One of the challenges we have with this kind of analytics is the fact that it collects information when triggered by Javascript on the page.  This can happen when the page is loaded or when something is clicked on the page.  The reason that this is sometimes not enough for our reporting is the fact that much of the content in our various digital libraries is linked to directly by outside resources,  either embedded in discussion forums or by directing users directly to the PDF representation of the item.

A few years ago we decided to start accounting for this kind of usage of our systems in addition to the data that Google Analytics provides.  In order to do this we developed a set of scripts that we run each night that work on the previous days worth of log files on the application servers that serve our digital library content.  These log files are aggregated to a single place,  parsed, and then filtered to leave us with the information we are interested in for the day.  This resulting data are the unique uses that an item has had from a given IP address during a 30 minute window.  This allows us to report on uses of theses and dissertations that may be linked to directly from a Google search result,  or possibly an image that was embedded in another sites blog post that pertains to one of our digital libraries.

Once we have the data for a given object we are able to aggregate that usage information to the collection and partner level for which the item belongs.  This allows us to show information about usage at the collection or partner level.  Finally the item use information is aggregated at the system level so that you can see the information for The Portal to Texas History, UNT Digital Library, or The Gateway to Oklahoma History in one place.

Item page in the UNT Digital Library

Item page in the UNT Digital Library

The above image shows how an end user can see the usage data for an item on the items about page.  This shows up in the “Usage” section which displays total usage, uses in the last 30 days, and then uses yesterday.

Usage Statistics for item in the UNT Digital Library

Usage Statistics for item in the UNT Digital Library

If a user clicks on the stats tab they are taken to the items stats page.  They can see the most recent 30 days or select from a month or year in the table below the graph.

Referral data for item in the UNT Digital Library

Referral data for item in the UNT Digital Library

A user can view the referral traffic for a selected month or year by clicking on the referral tab.

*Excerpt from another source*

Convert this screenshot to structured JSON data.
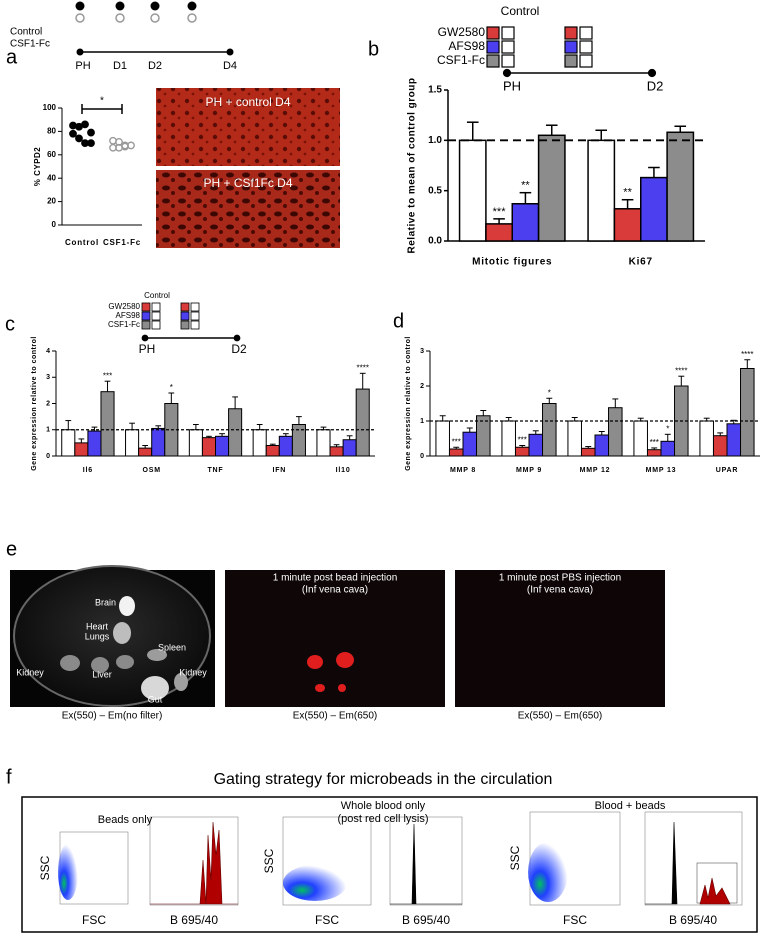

Collection Statistics for the UNT Scholarly Works Repository in the UNT Digital Library

Collection Statistics for the UNT Scholarly Works Repository in the UNT Digital Library

Each item use is also aggregated to the collection and partner level.

System statistics for the UNT Digital Library

System statistics for the UNT Digital Library

And finally a user is able to view statistics for the entire system.  At this time we have usage data for the systems going back to 2009 when we switched over to our current architecture.

I will probably write another post detailing the specifics of what we do and don’t count when we are calculating a “use”.  So more later.